Levosimendan In Ambulatory Heart Failure Patients (LEIA-HF)

It is a multicentre, randomized, double-blind, placebo-controlled study. 350 subjects will be included (in 12 or more medical centers) with severe HF, ejection fraction ≤35%, in New York Heart Association class III or IV. The other inclusion criteria concern: hospitalization for the HF decompensation in the last 3 months and a reduced six-minute walk test <350m or elevated NTproBNP ≥1000 pg / mL. To the European Society of Cardiology-guided, individually optimized medical therapy (OMT) the investigational product (IP) will be added. The subjects will be randomly assigned to one of the study group: 175 to the levosimendan arm and 175 to the placebo arm. The intervention studied in LEIA-HF trial is the administration of levosimendan as a continuous iv. infusion, every 4 weeks for 48 weeks (12 infusions in total).
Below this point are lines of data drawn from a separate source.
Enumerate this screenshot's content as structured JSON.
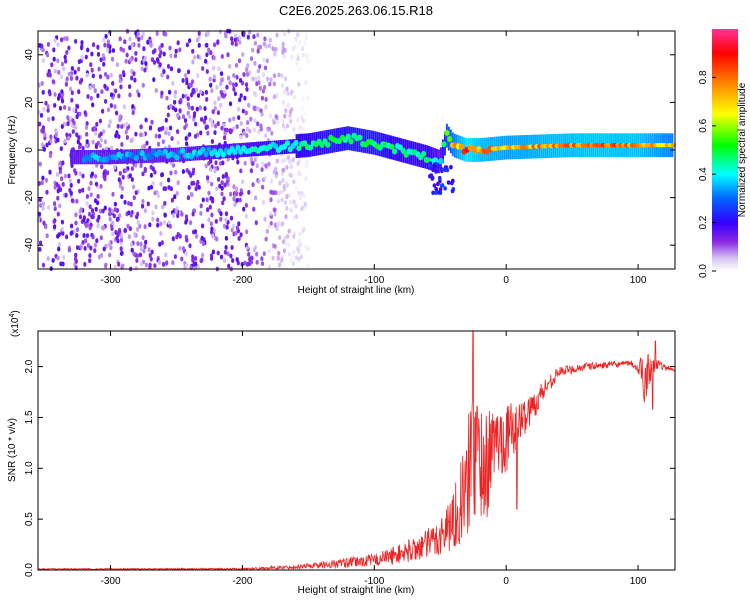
{
  "title": "C2E6.2025.263.06.15.R18",
  "colors": {
    "trace": "#ee2222",
    "bg_low": "#ffffff",
    "spectral": [
      "#ffffff",
      "#d8c8f4",
      "#8a2be2",
      "#6a00ff",
      "#0000ff",
      "#00ffff",
      "#00ff00",
      "#ffff00",
      "#ff8000",
      "#ff0000",
      "#ff33aa"
    ]
  },
  "chart_data": [
    {
      "type": "heatmap",
      "name": "spectrogram",
      "xlabel": "Height of straight line (km)",
      "ylabel": "Frequency (Hz)",
      "xlim": [
        -355,
        128
      ],
      "ylim": [
        -50,
        50
      ],
      "xticks": [
        -300,
        -200,
        -100,
        0,
        100
      ],
      "xtick_labels": [
        "-300",
        "-200",
        "-100",
        "0",
        "100"
      ],
      "yticks": [
        -40,
        -20,
        0,
        20,
        40
      ],
      "ytick_labels": [
        "-40",
        "-20",
        "0",
        "20",
        "40"
      ],
      "colorbar": {
        "label": "Normalized spectral amplitude",
        "range": [
          0,
          1
        ],
        "ticks": [
          0.0,
          0.2,
          0.4,
          0.6,
          0.8
        ],
        "tick_labels": [
          "0.0",
          "0.2",
          "0.4",
          "0.6",
          "0.8"
        ]
      },
      "ridge": {
        "description": "narrow Doppler line near 0 Hz",
        "x": [
          -300,
          -250,
          -200,
          -150,
          -120,
          -100,
          -80,
          -60,
          -50,
          -45,
          -40,
          -30,
          -20,
          0,
          50,
          100,
          128
        ],
        "freq": [
          -3,
          -2,
          0,
          2,
          5,
          3,
          0,
          -3,
          -5,
          6,
          2,
          0,
          0,
          1,
          2,
          2,
          2
        ],
        "amplitude": [
          0.35,
          0.35,
          0.4,
          0.45,
          0.5,
          0.5,
          0.45,
          0.45,
          0.35,
          0.6,
          0.7,
          0.85,
          0.8,
          0.75,
          0.8,
          0.8,
          0.7
        ]
      },
      "noise_region": {
        "x_from": -355,
        "x_to": -165,
        "amplitude": 0.15
      }
    },
    {
      "type": "line",
      "name": "snr",
      "xlabel": "Height of straight line (km)",
      "ylabel": "SNR (10 * v/v)",
      "scale_label": "(x10",
      "scale_exp": "4",
      "scale_close": ")",
      "xlim": [
        -355,
        128
      ],
      "ylim": [
        0,
        2.35
      ],
      "xticks": [
        -300,
        -200,
        -100,
        0,
        100
      ],
      "xtick_labels": [
        "-300",
        "-200",
        "-100",
        "0",
        "100"
      ],
      "yticks": [
        0.0,
        0.5,
        1.0,
        1.5,
        2.0
      ],
      "ytick_labels": [
        "0.0",
        "0.5",
        "1.0",
        "1.5",
        "2.0"
      ],
      "envelope": {
        "x": [
          -355,
          -200,
          -160,
          -120,
          -100,
          -80,
          -60,
          -50,
          -40,
          -30,
          -25,
          -20,
          -15,
          -10,
          0,
          10,
          20,
          30,
          40,
          60,
          80,
          95,
          100,
          105,
          110,
          115,
          120,
          128
        ],
        "mean": [
          0.01,
          0.01,
          0.03,
          0.07,
          0.1,
          0.16,
          0.25,
          0.33,
          0.5,
          0.8,
          1.2,
          1.1,
          1.0,
          1.25,
          1.3,
          1.45,
          1.6,
          1.8,
          1.95,
          2.0,
          2.02,
          2.03,
          1.97,
          1.92,
          2.0,
          2.02,
          1.99,
          1.97
        ],
        "spread": [
          0.005,
          0.008,
          0.02,
          0.05,
          0.06,
          0.1,
          0.15,
          0.2,
          0.3,
          0.5,
          0.9,
          0.6,
          0.55,
          0.35,
          0.35,
          0.2,
          0.15,
          0.1,
          0.05,
          0.04,
          0.03,
          0.03,
          0.04,
          0.3,
          0.12,
          0.05,
          0.03,
          0.02
        ]
      },
      "spikes": [
        {
          "x": -25,
          "y": 2.35
        },
        {
          "x": 8,
          "y": 0.6
        },
        {
          "x": 111,
          "y": 1.58
        },
        {
          "x": 113,
          "y": 2.25
        }
      ]
    }
  ]
}
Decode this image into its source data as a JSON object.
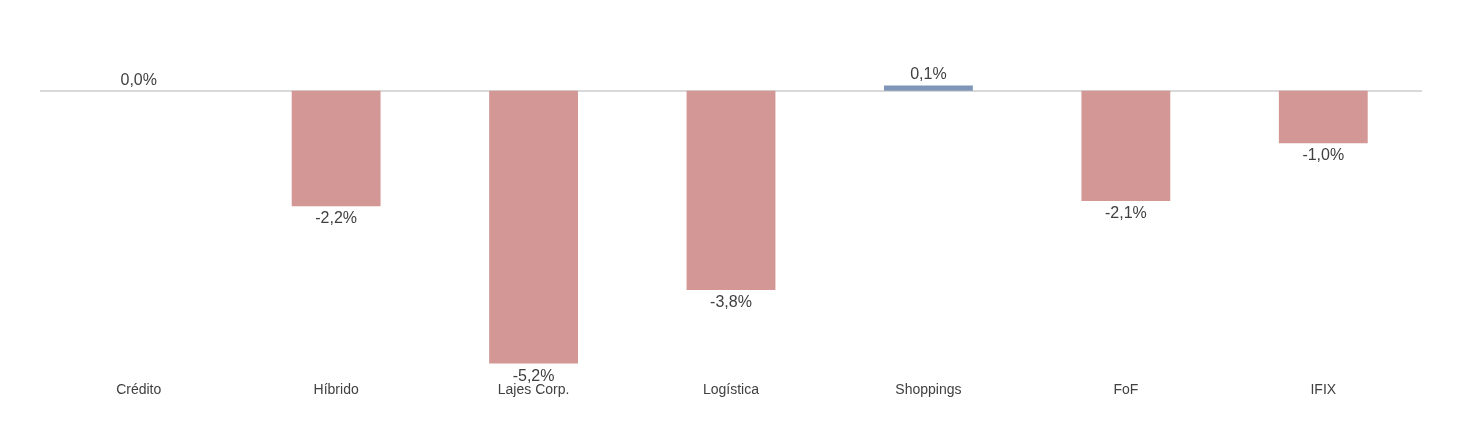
{
  "chart_data": {
    "type": "bar",
    "categories": [
      "Crédito",
      "Híbrido",
      "Lajes Corp.",
      "Logística",
      "Shoppings",
      "FoF",
      "IFIX"
    ],
    "values": [
      0.0,
      -2.2,
      -5.2,
      -3.8,
      0.1,
      -2.1,
      -1.0
    ],
    "value_labels": [
      "0,0%",
      "-2,2%",
      "-5,2%",
      "-3,8%",
      "0,1%",
      "-2,1%",
      "-1,0%"
    ],
    "colors": [
      "#7f96b8",
      "#d39896",
      "#d39896",
      "#d39896",
      "#7f96b8",
      "#d39896",
      "#d39896"
    ],
    "legend": false
  }
}
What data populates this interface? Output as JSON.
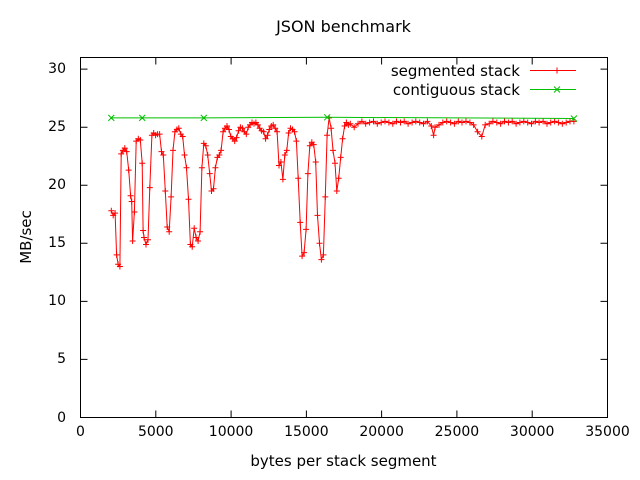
{
  "figure": {
    "background": "#ffffff",
    "border_color": "#000000",
    "text_color": "#000000"
  },
  "chart_data": {
    "type": "line",
    "title": "JSON benchmark",
    "xlabel": "bytes per stack segment",
    "ylabel": "MB/sec",
    "xlim": [
      0,
      35000
    ],
    "ylim": [
      0,
      31
    ],
    "x_ticks": [
      0,
      5000,
      10000,
      15000,
      20000,
      25000,
      30000,
      35000
    ],
    "y_ticks": [
      0,
      5,
      10,
      15,
      20,
      25,
      30
    ],
    "grid": false,
    "legend_position": "top-right-inside",
    "series": [
      {
        "name": "segmented stack",
        "color": "#ff0000",
        "marker": "plus",
        "points": [
          [
            2048,
            17.8
          ],
          [
            2170,
            17.4
          ],
          [
            2300,
            17.6
          ],
          [
            2400,
            14.0
          ],
          [
            2500,
            13.2
          ],
          [
            2620,
            13.0
          ],
          [
            2700,
            22.7
          ],
          [
            2820,
            23.0
          ],
          [
            2940,
            23.2
          ],
          [
            3070,
            22.9
          ],
          [
            3200,
            21.3
          ],
          [
            3330,
            19.1
          ],
          [
            3400,
            18.6
          ],
          [
            3460,
            15.2
          ],
          [
            3580,
            17.7
          ],
          [
            3700,
            23.8
          ],
          [
            3840,
            24.0
          ],
          [
            3970,
            23.9
          ],
          [
            4100,
            21.9
          ],
          [
            4160,
            16.1
          ],
          [
            4220,
            15.5
          ],
          [
            4350,
            14.9
          ],
          [
            4480,
            15.3
          ],
          [
            4600,
            19.8
          ],
          [
            4740,
            24.3
          ],
          [
            4860,
            24.5
          ],
          [
            4990,
            24.3
          ],
          [
            5120,
            24.4
          ],
          [
            5250,
            24.4
          ],
          [
            5380,
            22.9
          ],
          [
            5500,
            22.6
          ],
          [
            5630,
            19.5
          ],
          [
            5760,
            16.4
          ],
          [
            5890,
            16.0
          ],
          [
            6020,
            19.0
          ],
          [
            6140,
            23.0
          ],
          [
            6270,
            24.6
          ],
          [
            6400,
            24.8
          ],
          [
            6530,
            24.9
          ],
          [
            6660,
            24.4
          ],
          [
            6790,
            24.2
          ],
          [
            6910,
            22.6
          ],
          [
            7040,
            21.5
          ],
          [
            7170,
            18.8
          ],
          [
            7300,
            14.9
          ],
          [
            7420,
            14.7
          ],
          [
            7550,
            16.3
          ],
          [
            7680,
            15.5
          ],
          [
            7810,
            15.2
          ],
          [
            7940,
            16.0
          ],
          [
            8060,
            21.5
          ],
          [
            8190,
            23.6
          ],
          [
            8320,
            23.4
          ],
          [
            8450,
            22.6
          ],
          [
            8580,
            21.0
          ],
          [
            8700,
            19.5
          ],
          [
            8830,
            19.7
          ],
          [
            8960,
            21.5
          ],
          [
            9090,
            22.4
          ],
          [
            9220,
            22.6
          ],
          [
            9340,
            23.0
          ],
          [
            9470,
            24.6
          ],
          [
            9600,
            24.9
          ],
          [
            9730,
            25.1
          ],
          [
            9860,
            24.8
          ],
          [
            9980,
            24.2
          ],
          [
            10110,
            24.0
          ],
          [
            10240,
            23.8
          ],
          [
            10370,
            24.1
          ],
          [
            10500,
            24.7
          ],
          [
            10620,
            25.0
          ],
          [
            10750,
            24.9
          ],
          [
            10880,
            24.6
          ],
          [
            11010,
            24.4
          ],
          [
            11140,
            25.0
          ],
          [
            11260,
            25.2
          ],
          [
            11390,
            25.4
          ],
          [
            11520,
            25.3
          ],
          [
            11650,
            25.4
          ],
          [
            11780,
            25.2
          ],
          [
            11900,
            24.9
          ],
          [
            12030,
            24.7
          ],
          [
            12160,
            24.6
          ],
          [
            12290,
            24.0
          ],
          [
            12420,
            24.3
          ],
          [
            12540,
            24.8
          ],
          [
            12670,
            25.1
          ],
          [
            12800,
            25.2
          ],
          [
            12930,
            24.9
          ],
          [
            13060,
            24.6
          ],
          [
            13180,
            21.7
          ],
          [
            13310,
            22.0
          ],
          [
            13440,
            20.5
          ],
          [
            13570,
            22.6
          ],
          [
            13700,
            23.0
          ],
          [
            13820,
            24.5
          ],
          [
            13950,
            24.9
          ],
          [
            14080,
            24.8
          ],
          [
            14210,
            24.6
          ],
          [
            14340,
            23.8
          ],
          [
            14460,
            20.6
          ],
          [
            14590,
            16.8
          ],
          [
            14720,
            13.9
          ],
          [
            14850,
            14.2
          ],
          [
            14980,
            16.2
          ],
          [
            15100,
            21.0
          ],
          [
            15230,
            23.4
          ],
          [
            15360,
            23.7
          ],
          [
            15490,
            23.5
          ],
          [
            15620,
            22.0
          ],
          [
            15740,
            17.4
          ],
          [
            15870,
            15.0
          ],
          [
            16000,
            13.6
          ],
          [
            16130,
            14.0
          ],
          [
            16260,
            19.0
          ],
          [
            16380,
            24.3
          ],
          [
            16510,
            25.8
          ],
          [
            16640,
            24.9
          ],
          [
            16770,
            23.0
          ],
          [
            16900,
            21.9
          ],
          [
            17020,
            19.5
          ],
          [
            17150,
            20.6
          ],
          [
            17280,
            22.4
          ],
          [
            17410,
            24.0
          ],
          [
            17540,
            25.1
          ],
          [
            17660,
            25.4
          ],
          [
            17790,
            25.2
          ],
          [
            17920,
            25.3
          ],
          [
            18180,
            25.0
          ],
          [
            18430,
            25.3
          ],
          [
            18690,
            25.5
          ],
          [
            18940,
            25.3
          ],
          [
            19200,
            25.4
          ],
          [
            19460,
            25.5
          ],
          [
            19710,
            25.3
          ],
          [
            19970,
            25.4
          ],
          [
            20220,
            25.5
          ],
          [
            20480,
            25.4
          ],
          [
            20740,
            25.3
          ],
          [
            20990,
            25.5
          ],
          [
            21250,
            25.4
          ],
          [
            21500,
            25.5
          ],
          [
            21760,
            25.3
          ],
          [
            22020,
            25.4
          ],
          [
            22270,
            25.5
          ],
          [
            22530,
            25.4
          ],
          [
            22780,
            25.3
          ],
          [
            23040,
            25.5
          ],
          [
            23300,
            25.1
          ],
          [
            23450,
            24.3
          ],
          [
            23550,
            25.0
          ],
          [
            23810,
            25.2
          ],
          [
            24060,
            25.4
          ],
          [
            24320,
            25.5
          ],
          [
            24580,
            25.4
          ],
          [
            24830,
            25.3
          ],
          [
            25090,
            25.5
          ],
          [
            25340,
            25.4
          ],
          [
            25600,
            25.5
          ],
          [
            25860,
            25.4
          ],
          [
            26110,
            25.2
          ],
          [
            26370,
            24.6
          ],
          [
            26650,
            24.2
          ],
          [
            26880,
            25.2
          ],
          [
            27140,
            25.3
          ],
          [
            27390,
            25.5
          ],
          [
            27650,
            25.4
          ],
          [
            27900,
            25.3
          ],
          [
            28160,
            25.5
          ],
          [
            28420,
            25.4
          ],
          [
            28670,
            25.5
          ],
          [
            28930,
            25.3
          ],
          [
            29180,
            25.4
          ],
          [
            29440,
            25.5
          ],
          [
            29700,
            25.4
          ],
          [
            29950,
            25.3
          ],
          [
            30210,
            25.5
          ],
          [
            30460,
            25.4
          ],
          [
            30720,
            25.5
          ],
          [
            30980,
            25.3
          ],
          [
            31230,
            25.4
          ],
          [
            31490,
            25.5
          ],
          [
            31740,
            25.4
          ],
          [
            32000,
            25.3
          ],
          [
            32260,
            25.4
          ],
          [
            32510,
            25.5
          ],
          [
            32768,
            25.5
          ]
        ]
      },
      {
        "name": "contiguous stack",
        "color": "#00c000",
        "marker": "x",
        "points": [
          [
            2048,
            25.8
          ],
          [
            4096,
            25.8
          ],
          [
            8192,
            25.8
          ],
          [
            16384,
            25.85
          ],
          [
            32768,
            25.75
          ]
        ]
      }
    ]
  }
}
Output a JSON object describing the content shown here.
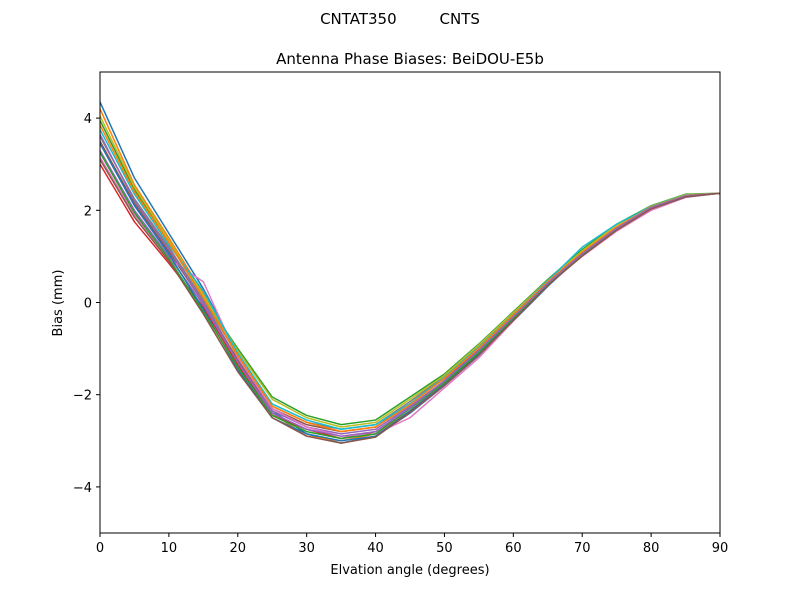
{
  "figure": {
    "suptitle": "CNTAT350         CNTS"
  },
  "chart_data": {
    "type": "line",
    "title": "Antenna Phase Biases: BeiDOU-E5b",
    "xlabel": "Elvation angle (degrees)",
    "ylabel": "Bias (mm)",
    "xlim": [
      0,
      90
    ],
    "ylim": [
      -5,
      5
    ],
    "xticks": [
      0,
      10,
      20,
      30,
      40,
      50,
      60,
      70,
      80,
      90
    ],
    "yticks": [
      -4,
      -2,
      0,
      2,
      4
    ],
    "x": [
      0,
      5,
      10,
      15,
      20,
      25,
      30,
      35,
      40,
      45,
      50,
      55,
      60,
      65,
      70,
      75,
      80,
      85,
      90
    ],
    "grid": false,
    "legend": "none",
    "series": [
      {
        "color": "#1f77b4",
        "values": [
          4.35,
          2.7,
          1.5,
          0.3,
          -1.1,
          -2.35,
          -2.85,
          -3.05,
          -2.9,
          -2.4,
          -1.8,
          -1.15,
          -0.4,
          0.35,
          1.05,
          1.6,
          2.05,
          2.3,
          2.37
        ]
      },
      {
        "color": "#ff7f0e",
        "values": [
          4.2,
          2.55,
          1.4,
          0.2,
          -1.2,
          -2.4,
          -2.9,
          -3.0,
          -2.85,
          -2.35,
          -1.75,
          -1.1,
          -0.35,
          0.4,
          1.1,
          1.62,
          2.07,
          2.3,
          2.37
        ]
      },
      {
        "color": "#2ca02c",
        "values": [
          3.95,
          2.45,
          1.3,
          0.1,
          -1.0,
          -2.05,
          -2.45,
          -2.65,
          -2.55,
          -2.05,
          -1.55,
          -0.9,
          -0.2,
          0.5,
          1.15,
          1.7,
          2.1,
          2.35,
          2.37
        ]
      },
      {
        "color": "#d62728",
        "values": [
          3.0,
          1.75,
          0.85,
          -0.1,
          -1.35,
          -2.45,
          -2.75,
          -2.95,
          -2.8,
          -2.3,
          -1.7,
          -1.05,
          -0.3,
          0.45,
          1.05,
          1.6,
          2.05,
          2.3,
          2.37
        ]
      },
      {
        "color": "#9467bd",
        "values": [
          3.3,
          2.0,
          1.0,
          -0.05,
          -1.3,
          -2.35,
          -2.7,
          -2.85,
          -2.75,
          -2.25,
          -1.7,
          -1.0,
          -0.3,
          0.42,
          1.05,
          1.6,
          2.05,
          2.3,
          2.37
        ]
      },
      {
        "color": "#8c564b",
        "values": [
          3.5,
          2.15,
          1.1,
          0.0,
          -1.25,
          -2.3,
          -2.65,
          -2.8,
          -2.7,
          -2.2,
          -1.65,
          -1.0,
          -0.28,
          0.44,
          1.07,
          1.62,
          2.06,
          2.31,
          2.37
        ]
      },
      {
        "color": "#e377c2",
        "values": [
          3.15,
          1.9,
          0.95,
          0.45,
          -1.2,
          -2.3,
          -2.7,
          -2.9,
          -2.85,
          -2.5,
          -1.85,
          -1.2,
          -0.4,
          0.4,
          1.0,
          1.55,
          2.0,
          2.28,
          2.37
        ]
      },
      {
        "color": "#7f7f7f",
        "values": [
          3.6,
          2.25,
          1.2,
          0.05,
          -1.15,
          -2.25,
          -2.6,
          -2.75,
          -2.65,
          -2.15,
          -1.6,
          -0.95,
          -0.25,
          0.46,
          1.08,
          1.63,
          2.07,
          2.32,
          2.37
        ]
      },
      {
        "color": "#bcbd22",
        "values": [
          4.05,
          2.5,
          1.35,
          0.15,
          -1.05,
          -2.1,
          -2.5,
          -2.7,
          -2.6,
          -2.1,
          -1.58,
          -0.92,
          -0.22,
          0.48,
          1.12,
          1.68,
          2.09,
          2.34,
          2.37
        ]
      },
      {
        "color": "#17becf",
        "values": [
          3.75,
          2.35,
          1.25,
          0.25,
          -1.1,
          -2.2,
          -2.55,
          -2.75,
          -2.65,
          -2.2,
          -1.62,
          -0.97,
          -0.26,
          0.47,
          1.2,
          1.7,
          2.08,
          2.33,
          2.37
        ]
      },
      {
        "color": "#1f77b4",
        "values": [
          3.45,
          2.1,
          1.05,
          -0.15,
          -1.45,
          -2.5,
          -2.85,
          -3.0,
          -2.9,
          -2.35,
          -1.78,
          -1.12,
          -0.38,
          0.38,
          1.02,
          1.58,
          2.04,
          2.29,
          2.37
        ]
      },
      {
        "color": "#ff7f0e",
        "values": [
          3.85,
          2.4,
          1.3,
          0.1,
          -1.15,
          -2.25,
          -2.6,
          -2.8,
          -2.7,
          -2.22,
          -1.64,
          -0.99,
          -0.27,
          0.45,
          1.09,
          1.64,
          2.07,
          2.32,
          2.37
        ]
      },
      {
        "color": "#2ca02c",
        "values": [
          3.25,
          1.95,
          0.95,
          -0.2,
          -1.4,
          -2.45,
          -2.8,
          -2.95,
          -2.85,
          -2.3,
          -1.74,
          -1.08,
          -0.34,
          0.4,
          1.04,
          1.6,
          2.05,
          2.3,
          2.37
        ]
      },
      {
        "color": "#9467bd",
        "values": [
          3.65,
          2.2,
          1.15,
          0.0,
          -1.3,
          -2.4,
          -2.75,
          -2.9,
          -2.8,
          -2.28,
          -1.7,
          -1.04,
          -0.31,
          0.42,
          1.06,
          1.61,
          2.06,
          2.31,
          2.37
        ]
      },
      {
        "color": "#8c564b",
        "values": [
          3.1,
          1.85,
          0.9,
          -0.25,
          -1.5,
          -2.5,
          -2.9,
          -3.05,
          -2.92,
          -2.38,
          -1.8,
          -1.14,
          -0.39,
          0.37,
          1.01,
          1.57,
          2.03,
          2.29,
          2.37
        ]
      }
    ]
  }
}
All study participants will also continue OMT. In the second phase of the study, after completing the levosimendan / placebo infusions, another 6 visits are planned, still double-blind, every 4 weeks, to assess the safety of treatment discontinuation (with optional return to the infusions by the Investigator when additional criteria for HF decompensation are met).

The efficacy of the treatment will be assessed after 52 weeks, 4 weeks after the last levosimendan / placebo administration.